# Delta dash, how does it work?



## addam4208283 (Feb 19, 2004)

I am expecting an order of six frogs at the end of the month with the use of this shipping service can anyone help me out in how it works? How do you know if your order came in, and where exactly do you go at the air port to pick it up?

Thanks for your help.
ADAM


----------



## Guest (Sep 7, 2004)

It is essentially like having a person on the flight. Things depend on your airport, but sometimes you can pick them up at the ticket counters, other times there is a special facility to get them. You will be given an arrival time, and from there it's pretty intuitive. I would call your Delta agent at the airport to find out where to get it, but other than that it is very simple. I would recommend opening the box at the counter before signing for it, but that's just something I would always do.
j


----------



## Scott (Feb 17, 2004)

Adam,

If it's Boston you're going to, they have a separate facility for cargo.

When you go under Callahan Tunnel, you'll want to take an (almost) immediate right onto Cargo Road (I think. You'll definitely want to confirm these directions.).

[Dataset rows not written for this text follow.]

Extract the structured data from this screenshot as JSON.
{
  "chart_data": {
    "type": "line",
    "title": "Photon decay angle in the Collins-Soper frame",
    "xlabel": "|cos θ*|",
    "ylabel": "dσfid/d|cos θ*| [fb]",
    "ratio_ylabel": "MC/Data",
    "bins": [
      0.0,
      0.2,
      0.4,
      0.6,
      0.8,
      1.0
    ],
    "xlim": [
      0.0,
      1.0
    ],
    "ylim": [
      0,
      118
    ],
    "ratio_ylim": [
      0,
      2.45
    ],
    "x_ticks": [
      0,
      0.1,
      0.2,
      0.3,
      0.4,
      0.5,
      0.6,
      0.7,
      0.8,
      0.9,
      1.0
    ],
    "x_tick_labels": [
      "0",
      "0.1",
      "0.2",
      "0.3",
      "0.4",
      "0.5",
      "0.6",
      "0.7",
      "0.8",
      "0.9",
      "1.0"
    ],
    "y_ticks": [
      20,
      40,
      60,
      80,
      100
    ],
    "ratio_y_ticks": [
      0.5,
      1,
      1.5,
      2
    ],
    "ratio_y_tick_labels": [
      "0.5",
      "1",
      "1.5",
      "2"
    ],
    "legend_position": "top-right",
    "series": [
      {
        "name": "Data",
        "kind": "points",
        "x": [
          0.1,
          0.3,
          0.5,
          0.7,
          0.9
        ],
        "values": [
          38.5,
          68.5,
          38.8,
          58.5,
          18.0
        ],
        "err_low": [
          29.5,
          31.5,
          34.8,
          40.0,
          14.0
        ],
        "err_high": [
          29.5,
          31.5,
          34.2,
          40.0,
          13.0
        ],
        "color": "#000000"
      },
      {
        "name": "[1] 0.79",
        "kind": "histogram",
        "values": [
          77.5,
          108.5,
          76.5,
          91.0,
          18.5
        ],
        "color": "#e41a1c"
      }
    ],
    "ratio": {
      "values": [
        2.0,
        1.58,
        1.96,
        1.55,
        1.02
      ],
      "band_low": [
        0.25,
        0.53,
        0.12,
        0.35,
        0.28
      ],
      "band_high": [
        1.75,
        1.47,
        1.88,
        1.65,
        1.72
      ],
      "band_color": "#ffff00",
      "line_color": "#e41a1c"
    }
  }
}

You can find Delta's facility easily from there.

s


----------



## EDs Fly Meat (Apr 29, 2004)

*delta dash*

Justin makes a good point.
I have never had a problem with delta dash. But I always open my box at the counter before signing.
Dave


----------



## Arklier (Mar 1, 2004)

I have had a few shipments of animals by Delta Dash. It is by far the fastest shipping method, but unfortunately it's also by far the most expensive. The way it works is that the seller checks the animals in just like luggage. Think of it as the luggage making the trip without the person. The package is then loaded on the plane, the plane takes off, and the package arrives at its destination along with the rest of the stuff on the plane. It is possible to have the animals within a few hours, which means minimal stress on the animals, and less chance of something bad happening to them, such as being left out in a hot delivery van.


----------



## addam4208283 (Feb 19, 2004)

Thanks for your help. I will have to post some pic. when I get them in.
ADAM


----------



## kyle1745 (Feb 15, 2004)

Now I have not tried delta dash I am a HUGE fan of airborn express. If you live near a airport they are very nice. I can order something and have it shipped out late in the evening and have it hear by 10am. I have used it a number of times for frogs and it is great. Just better to have them hold it at the local station than dilever it, unless you are going to be home.


----------



## jbeetle (Feb 8, 2004)

I have not used Delta Dash, but prefer not to. It costs a ton of money, is out of the way for me, and I have heard of a couple "horror" stories just like using any other carrier. So I prefer to us DHL (a.k.a airborn express) or Fed Ex. I would also recommend getting the package held at the local station, so the package doesn't have to drive around in the back of a truck.


----------



## Guest (Sep 8, 2004)

Holding at the store works most of the time, but just beware. I did that with some ribbed newts, and they put them on the truck twice. I don't trust too many carriers-- though they all know me now and deliver here first, even if it's just plants.
Best,
Justin


----------



## snmreptiles (Feb 26, 2004)

On my end, I would prefer to use delta dash. I would gladly pay extra to know that my animals will be (more likely than not) safe. We will no longer buy any animals that will be shipped DHL!! :evil: I know that MANY people say that they work great for them, but not for us. We have had many horror stories shipping through DHL. I think that they are just changing their name to DHL to cover up that Airborne SUCKS!! Just my opinion. We have had multiple shipments show up dead, because they went to the wrong apartment, but god forbid they fess up to that one. The main problem though is shipments being delayed and not showing up until the next day. Here in Colorado it is usually either too hot, or too cold to allow for that to happen. So DHL to us is EVIL, and if something we want can only be shipped that way, then we don't get it! Not risking that anymore. We are cursed with bad luck from DHL.

-Shelley


----------



## Derek Benson (Feb 19, 2004)

I think Airoborne is the best door to door shipper. I've never tried Delta Dash, as our nearest "large" airport is in Wichita, about an hour and a half away. I've had the majority of my forgs shipped via Airborne and shipped some out using Airborne with 100% live arrival. I've had a few problems with UPS and USPS.


----------